Monday, March 14, 2011

Feeding My Knitty Passions

I'm a firm believer in doing whatever makes you happy so long as it doesn’t involve hurting people, animals or Mother Nature (just sayin’).

My passions have always involved textile crafts such as embroidery, quilting, crochet and knitting.  I also have a passion for books, reading them and now, of course, writing them.  The focus for this post will be my latest textile obsession – knitting.

When I was a little girl, I used to watch my mom crochet.  I used to watch, fascinated, as she pulled loops through other loops to make something pretty.  At the time, my mother wouldn’t let me hold her steel crochet hook (the size used for lace work) because, well, she thought I would poke my eye out or worse.  So I improvised.  I took a pencil and some yarn and played around until I could mimic my mother’s movements and pretend I was “making something”.  And it looked like this …

I would cast-on until I ran out of yarn then pull it all off.  I did this over and over again until eventually, I got tired of it since it never actually "became" anything.  What I didn’t know, at the time, was that I was performing a technique called a Backward Loop Cast-on!  What this is, for all you non-knitters, is the method you use to create the base stitches of a knitting project.  I guess you could say I was born to knit but I didn’t actually LEARN how to knit until five or so years ago.

Flash forward to middle age (yikes!) – I taught myself how to knit using those kits you can buy from Micheal’s.  I practiced the basics and churned out a bunch of scarves, a pair of socks, hats, a couple of baby sweaters, a baby blanket, pencil cases and fingerless gloves.  I did knit a couple of sweaters for myself and both ended up completely unwearable.  The first of which was an aqua spring top, a size too small and the second, a charcoal colored cardigan a size to big (I looked like King Kong when I put that monstrosity on!)  I loved making all these things but if I had to choose a favorite, it would be – fingerless gloves (FGs).

There is something so comfortable and cozy about these knitted projects.  I guess I like them because, not only are they quick to make, they are also very useful.  I made some FGs for my awesome critique group last Christmas because, as everyone knows, warm hands are necessary for writing!  These were made with Malabrigo Rios yarn, a luscious, hand-dyed, superwash merino wool (yummy yarn!)  I ordered online.  Nothing’s too good for my girls!  Here are their nice, toasty hands ...

Well, now that it’s Spring time, my fingers are itching for another project.  I saw a really cute top in Interweave Knits Spring 2011 issue.

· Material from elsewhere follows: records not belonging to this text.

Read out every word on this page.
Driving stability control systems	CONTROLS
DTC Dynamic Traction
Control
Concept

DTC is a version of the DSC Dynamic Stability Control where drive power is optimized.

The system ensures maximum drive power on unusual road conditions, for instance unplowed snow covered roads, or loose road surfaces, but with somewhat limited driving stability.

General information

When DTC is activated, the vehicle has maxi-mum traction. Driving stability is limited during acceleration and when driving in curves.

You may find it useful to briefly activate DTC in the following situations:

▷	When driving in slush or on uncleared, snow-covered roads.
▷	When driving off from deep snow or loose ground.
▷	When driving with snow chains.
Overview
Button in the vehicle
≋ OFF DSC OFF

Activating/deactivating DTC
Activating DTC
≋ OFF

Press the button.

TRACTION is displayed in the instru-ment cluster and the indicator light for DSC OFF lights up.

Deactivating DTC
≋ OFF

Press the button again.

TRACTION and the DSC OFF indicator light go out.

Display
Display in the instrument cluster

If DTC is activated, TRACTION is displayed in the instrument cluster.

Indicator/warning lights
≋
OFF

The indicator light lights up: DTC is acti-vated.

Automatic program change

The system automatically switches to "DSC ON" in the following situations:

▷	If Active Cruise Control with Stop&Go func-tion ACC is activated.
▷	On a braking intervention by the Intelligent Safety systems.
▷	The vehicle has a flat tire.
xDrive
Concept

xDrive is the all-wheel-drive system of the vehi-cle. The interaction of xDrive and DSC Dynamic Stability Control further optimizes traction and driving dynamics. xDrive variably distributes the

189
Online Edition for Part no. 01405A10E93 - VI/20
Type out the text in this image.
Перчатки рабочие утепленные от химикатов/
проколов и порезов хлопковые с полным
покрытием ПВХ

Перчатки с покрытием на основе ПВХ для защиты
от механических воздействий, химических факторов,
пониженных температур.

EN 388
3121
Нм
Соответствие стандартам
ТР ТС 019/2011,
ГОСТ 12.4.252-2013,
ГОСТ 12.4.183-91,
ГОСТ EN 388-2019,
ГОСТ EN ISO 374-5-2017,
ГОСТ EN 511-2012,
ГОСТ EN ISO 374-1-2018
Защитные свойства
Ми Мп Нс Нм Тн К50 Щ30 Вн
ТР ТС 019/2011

Cute, right?  It’s called a Ruched Yoke Tee.  I know, I know, I’m risking yarn and time and may end up with another disaster (another monster sweater?)  but I think I can pull this one off because, for one, it has no sleeves (yayy! Less work!) and two, well, I have to make one because it's just too darn cute!  The trouble with this pattern, though, is that the recommended yarn is a bit out of my price range so I’ve had to substitute it with something more affordable.  In order to recalculate the pattern to suit my yarn, I had to consult this …

It taught me how to do this …

Looks nasty, huh?  Sorry, it's a little hard to see.  It isn't complicated at all.  You just do a little math and viola!  You have a customized pattern!  BTW, this book and The Knitter’s Handbook by Debbie Stoller are a must have for both beginning and experienced knitters.

So, my new knitting journey begins …

This is how I feed my passion for knitting.  With beautiful yarn and exciting projects!  Next post will be about feeding my writing and book passion.  I’ll also share my progress on my knitting project.

Till next time. 


  1. Great post, Marie! It's interesting how we improvise or experiment with our learning, and without knowing it, we end up teaching ourselves some very useful skills. Thanks again for the FGs!